The Manhattan plots (Figures 1A–D) summarize the results from the association between HR-HPV clearance and the SNPs in the ImmunoChip (Q-Q plots - Figures S1A–D). All significant hits based on the K-effective method described above are presented for the three analytical models in Table 1 (race-adjusted analysis, race-specific analysis, and the pooled analysis). Results for all of the SNPs assessed can be found in Table S1. In the race-adjusted analysis, three SNPs that are in LD (rs1112085, rs11102637, and rs12030900) in the MAGI3 gene were associated with HPV clearance.
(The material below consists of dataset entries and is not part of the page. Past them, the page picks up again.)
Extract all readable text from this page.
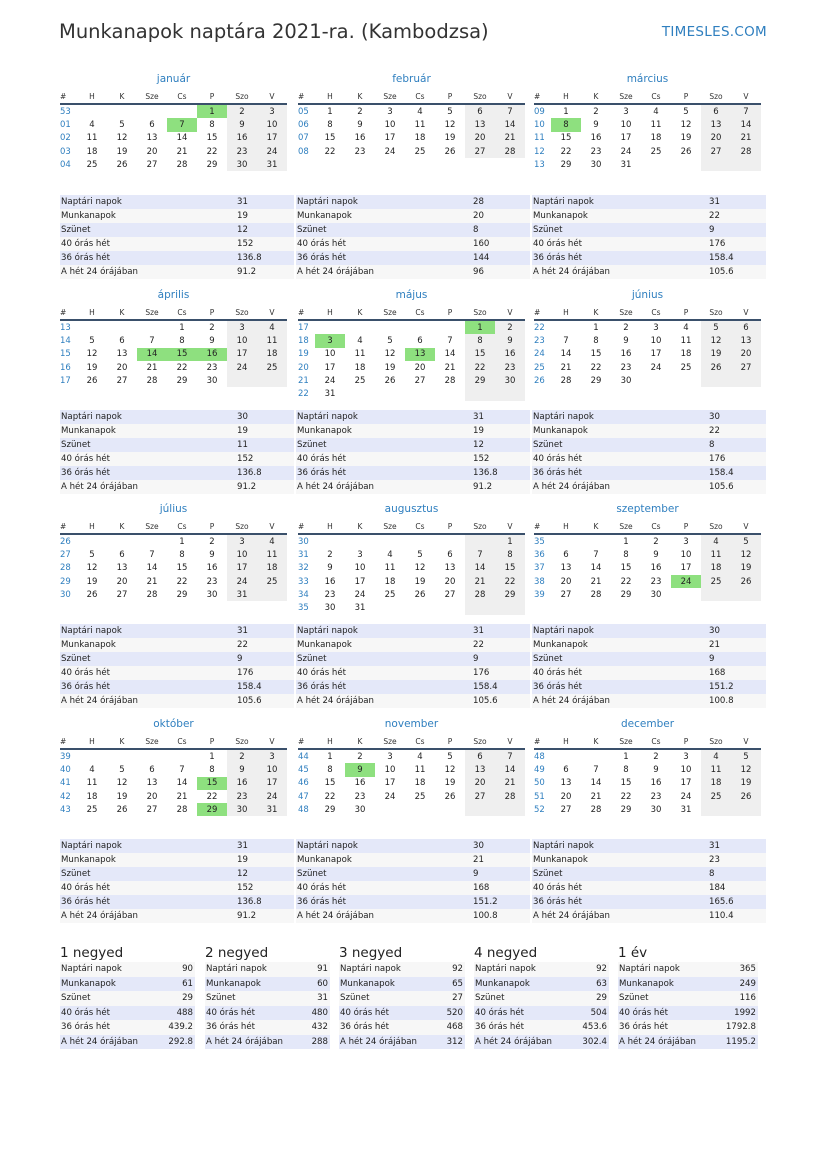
Munkanapok naptára 2021-ra. (Kambodzsa)	TIMESLES.COM
január
#	H	K	Sze	Cs	P	Szo	V
53					1	2	3
01	4	5	6	7	8	9	10
02	11	12	13	14	15	16	17
03	18	19	20	21	22	23	24
04	25	26	27	28	29	30	31
Naptári napok	31
Munkanapok	19
Szünet	12
40 órás hét	152
36 órás hét	136.8
A hét 24 órájában	91.2
február
#	H	K	Sze	Cs	P	Szo	V
05	1	2	3	4	5	6	7
06	8	9	10	11	12	13	14
07	15	16	17	18	19	20	21
08	22	23	24	25	26	27	28
Naptári napok	28
Munkanapok	20
Szünet	8
40 órás hét	160
36 órás hét	144
A hét 24 órájában	96
március
#	H	K	Sze	Cs	P	Szo	V
09	1	2	3	4	5	6	7
10	8	9	10	11	12	13	14
11	15	16	17	18	19	20	21
12	22	23	24	25	26	27	28
13	29	30	31				
Naptári napok	31
Munkanapok	22
Szünet	9
40 órás hét	176
36 órás hét	158.4
A hét 24 órájában	105.6
április
#	H	K	Sze	Cs	P	Szo	V
13				1	2	3	4
14	5	6	7	8	9	10	11
15	12	13	14	15	16	17	18
16	19	20	21	22	23	24	25
17	26	27	28	29	30		
Naptári napok	30
Munkanapok	19
Szünet	11
40 órás hét	152
36 órás hét	136.8
A hét 24 órájában	91.2
május
#	H	K	Sze	Cs	P	Szo	V
17						1	2
18	3	4	5	6	7	8	9
19	10	11	12	13	14	15	16
20	17	18	19	20	21	22	23
21	24	25	26	27	28	29	30
22	31						
Naptári napok	31
Munkanapok	19
Szünet	12
40 órás hét	152
36 órás hét	136.8
A hét 24 órájában	91.2
június
#	H	K	Sze	Cs	P	Szo	V
22		1	2	3	4	5	6
23	7	8	9	10	11	12	13
24	14	15	16	17	18	19	20
25	21	22	23	24	25	26	27
26	28	29	30				
Naptári napok	30
Munkanapok	22
Szünet	8
40 órás hét	176
36 órás hét	158.4
A hét 24 órájában	105.6
július
#	H	K	Sze	Cs	P	Szo	V
26				1	2	3	4
27	5	6	7	8	9	10	11
28	12	13	14	15	16	17	18
29	19	20	21	22	23	24	25
30	26	27	28	29	30	31	
Naptári napok	31
Munkanapok	22
Szünet	9
40 órás hét	176
36 órás hét	158.4
A hét 24 órájában	105.6
augusztus
#	H	K	Sze	Cs	P	Szo	V
30							1
31	2	3	4	5	6	7	8
32	9	10	11	12	13	14	15
33	16	17	18	19	20	21	22
34	23	24	25	26	27	28	29
35	30	31					
Naptári napok	31
Munkanapok	22
Szünet	9
40 órás hét	176
36 órás hét	158.4
A hét 24 órájában	105.6
szeptember
#	H	K	Sze	Cs	P	Szo	V
35			1	2	3	4	5
36	6	7	8	9	10	11	12
37	13	14	15	16	17	18	19
38	20	21	22	23	24	25	26
39	27	28	29	30			
Naptári napok	30
Munkanapok	21
Szünet	9
40 órás hét	168
36 órás hét	151.2
A hét 24 órájában	100.8
október
#	H	K	Sze	Cs	P	Szo	V
39					1	2	3
40	4	5	6	7	8	9	10
41	11	12	13	14	15	16	17
42	18	19	20	21	22	23	24
43	25	26	27	28	29	30	31
Naptári napok	31
Munkanapok	19
Szünet	12
40 órás hét	152
36 órás hét	136.8
A hét 24 órájában	91.2
november
#	H	K	Sze	Cs	P	Szo	V
44	1	2	3	4	5	6	7
45	8	9	10	11	12	13	14
46	15	16	17	18	19	20	21
47	22	23	24	25	26	27	28
48	29	30					
Naptári napok	30
Munkanapok	21
Szünet	9
40 órás hét	168
36 órás hét	151.2
A hét 24 órájában	100.8
december
#	H	K	Sze	Cs	P	Szo	V
48			1	2	3	4	5
49	6	7	8	9	10	11	12
50	13	14	15	16	17	18	19
51	20	21	22	23	24	25	26
52	27	28	29	30	31		
Naptári napok	31
Munkanapok	23
Szünet	8
40 órás hét	184
36 órás hét	165.6
A hét 24 órájában	110.4
1 negyed
Naptári napok	90
Munkanapok	61
Szünet	29
40 órás hét	488
36 órás hét	439.2
A hét 24 órájában	292.8
2 negyed
Naptári napok	91
Munkanapok	60
Szünet	31
40 órás hét	480
36 órás hét	432
A hét 24 órájában	288
3 negyed
Naptári napok	92
Munkanapok	65
Szünet	27
40 órás hét	520
36 órás hét	468
A hét 24 órájában	312
4 negyed
Naptári napok	92
Munkanapok	63
Szünet	29
40 órás hét	504
36 órás hét	453.6
A hét 24 órájában	302.4
1 év
Naptári napok	365
Munkanapok	249
Szünet	116
40 órás hét	1992
36 órás hét	1792.8
A hét 24 órájában	1195.2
HIV-positive women infected with HR-HPV that have minor allele A for SNP rs1112085, located on chromosome 1, had a HPV clearance rate 1.51 times (p = 1.14×10−07) higher than those with the G wild type allele, controlling for CD4+ count, LR-HPV infection(s), 10 PCs, and genotyping facility (Table 1). When assessing this SNP (rs1112085) in the three races separately (Table 1), in African Americans and European Americans the minor allele was associated with higher clearance rates (HR = 1.49, p = 4.07×10−05, HR = 1.53, p = 0.01, respectively), while no association was detected between this SNP and HR-HPV clearance among Hispanics (HR = 0.98, p = 0.91). In the pooled analysis using the meta-analysis approach, the same minor allele was associated with higher clearance rates (HR = 1.33, p = 0.03). Likewise, a SNP (rs8031627), located on chromosome 15 in the SMAD3 gene, was also significantly associated with higher clearance rates in the race-adjusted analysis (HR = 1.53, p = 8.04×10−07) and the pooled analysis (HR = 1.49, p = 1.78×10−06). When analyzed among the separate races, the SNP (rs8031627) was significantly associated with clearance in Hispanics (HR = 1.76, p = 0.0005) and African Americans (HR = 1.44, p = 0.003); a similar hazard ratio was seen in European Americans, but it was not statistically significant (HR = 1.34, p = 0.08).
Table 1. Cox proportional Hazard Ratios (HR) for the SNPS associated with time to clearance of high-risk (HR-HPV) HPV infection in the race-adjusted analysis, individual race-specific analysis, and pooled analysis of the three races separately.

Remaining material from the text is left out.